Kent Patrick: Your Emergency Fund: How Much is Enough?

Kent Patrick

Monday, January 24th, 2022

Have you ever had one of those months? The water heater stops heating, the dishwasher stops washing and your family ends up on a first-name basis with the nurse at urgent care. Then, as you’re driving to work, you see smoke coming from under your hood.

Bad things happen to the best of us and sometimes it seems like they come in waves. That’s when an emergency cash fund can come in handy.

A 2019 Bankrate survey found that 28% of Americans had no emergency savings. Another 25% of respondents said that the cash they had on hand would last less than three months in a financial crisis.

How Much Money?

How large should an emergency fund be? There is no “one-size-fits-all” answer. The ideal amount may depend on your financial situation and lifestyle. For example, if you own a home or have dependents, you may be more likely to face financial emergencies. And if a job loss affects your income, you may need emergency funds for months.

Coming Up with Cash

If saving several months of income seems unreasonable, don’t despair.

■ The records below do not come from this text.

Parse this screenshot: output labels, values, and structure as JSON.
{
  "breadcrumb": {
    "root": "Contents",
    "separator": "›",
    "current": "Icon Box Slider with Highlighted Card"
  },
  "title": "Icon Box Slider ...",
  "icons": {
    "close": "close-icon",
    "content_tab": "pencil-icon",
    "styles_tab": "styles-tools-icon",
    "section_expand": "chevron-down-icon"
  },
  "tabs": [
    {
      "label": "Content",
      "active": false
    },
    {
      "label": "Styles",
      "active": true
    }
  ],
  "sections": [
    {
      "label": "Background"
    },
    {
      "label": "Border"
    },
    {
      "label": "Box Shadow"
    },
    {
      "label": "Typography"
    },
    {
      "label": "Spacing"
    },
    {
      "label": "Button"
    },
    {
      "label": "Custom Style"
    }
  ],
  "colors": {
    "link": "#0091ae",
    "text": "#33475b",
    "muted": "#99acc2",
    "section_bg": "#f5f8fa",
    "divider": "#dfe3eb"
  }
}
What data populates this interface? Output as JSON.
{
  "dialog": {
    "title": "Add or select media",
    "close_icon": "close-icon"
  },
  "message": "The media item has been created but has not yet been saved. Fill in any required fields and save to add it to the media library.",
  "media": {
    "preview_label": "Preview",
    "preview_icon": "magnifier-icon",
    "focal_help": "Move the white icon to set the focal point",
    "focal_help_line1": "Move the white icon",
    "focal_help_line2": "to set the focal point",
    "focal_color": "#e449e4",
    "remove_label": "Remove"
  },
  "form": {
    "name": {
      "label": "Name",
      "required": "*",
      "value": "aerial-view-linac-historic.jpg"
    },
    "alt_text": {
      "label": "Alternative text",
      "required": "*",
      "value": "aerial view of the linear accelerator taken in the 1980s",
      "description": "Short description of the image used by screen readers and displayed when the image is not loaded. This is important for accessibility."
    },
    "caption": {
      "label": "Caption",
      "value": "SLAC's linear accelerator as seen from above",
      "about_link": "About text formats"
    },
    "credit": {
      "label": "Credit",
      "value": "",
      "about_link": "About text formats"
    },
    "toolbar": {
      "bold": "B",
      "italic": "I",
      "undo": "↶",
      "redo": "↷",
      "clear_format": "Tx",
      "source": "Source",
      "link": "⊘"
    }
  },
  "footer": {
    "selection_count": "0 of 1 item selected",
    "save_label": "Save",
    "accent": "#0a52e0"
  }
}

Start with a more-modest goal, such as saving $1,000, and build your savings a bit at a time. Consider setting up automatic monthly transfers into the fund.

Once your savings begin to build, you may be tempted to use the money in the account for something other than an emergency. Try to avoid that. Instead, budget and prepare separately for bigger expenses you know are coming.

Where Do I Put It?

Many people open traditional savings accounts to hold emergency funds. They typically offer modest rates of return. A certificate of deposit may provide slightly higher returns but your money will be locked away until the CD matures and that could take several months to several years.

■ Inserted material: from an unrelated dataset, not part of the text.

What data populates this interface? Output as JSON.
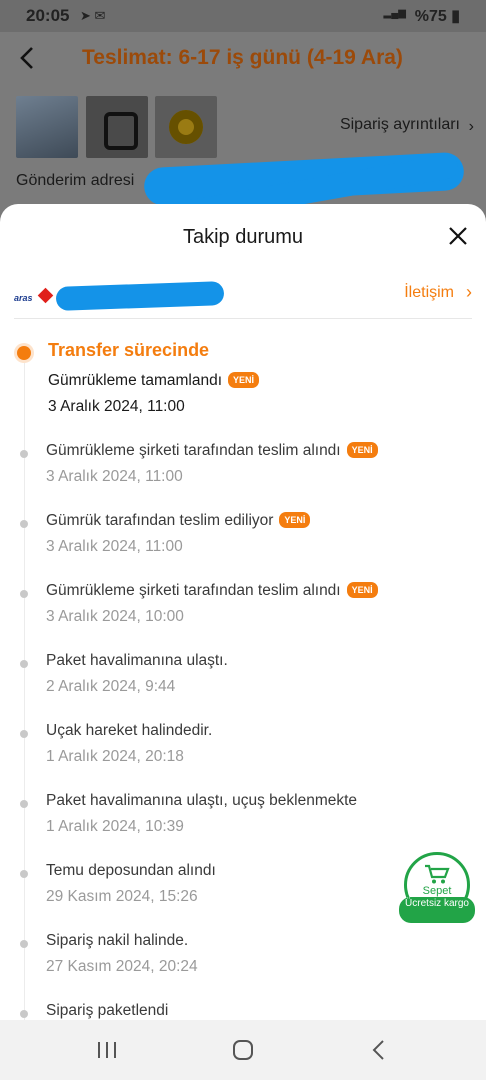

The Federal Deposit Insurance Corporation insures bank accounts and certificates of deposit up to $250,000 per depositor, per institution, in principal and interest. CDs are time deposits offered by banks, thrift institutions and credit unions. While CDs offer a slightly higher return than a traditional bank savings account, they also may require a higher deposit amount. If you sell before the CD reaches maturity, you may be subject to penalties.

Others turn to money market accounts or money market funds in emergencies. While money market accounts are savings accounts, money market funds are considered low-risk securities. Money market funds are not backed by any government institution, which means they can lose money. Depending on your particular goals and the amount you have saved, some combination of lower-risk investments may be your best choice.

Money held in money market funds is not insured or guaranteed by the FDIC or any other government agency. Money market funds seek to preserve the value of your investment at $1 a share. However, it is possible to lose money by investing in a money market fund. 

Money market mutual funds are sold by prospectus. Please consider the charges, risks, expenses and investment objectives carefully before investing. A prospectus containing this and other information about the investment company can be obtained from your financial professional. Read it carefully before you invest or send money.

The only thing you can know about unexpected expenses is that they’re coming. Having an emergency fund may help to alleviate stress and worry that can come with them. If you lack emergency savings now, consider taking steps to create a cushion for the future.

This information should not be construed by any client or prospective client as the rendering of personalized investment advice. All investments and investment strategies have the potential for profit or loss, and there can be no assurance that the future performance of any specific investment or investment strategy including those discussed in this material will be profitable or equal any historical performance levels. Investment strategies such as asset allocation, diversification, or rebalancing do not assure or guarantee better performance and cannot eliminate the risk of investment losses. Any target referenced is not a prediction or projection of actual investment results and there can be no assurance that any target will be achieved.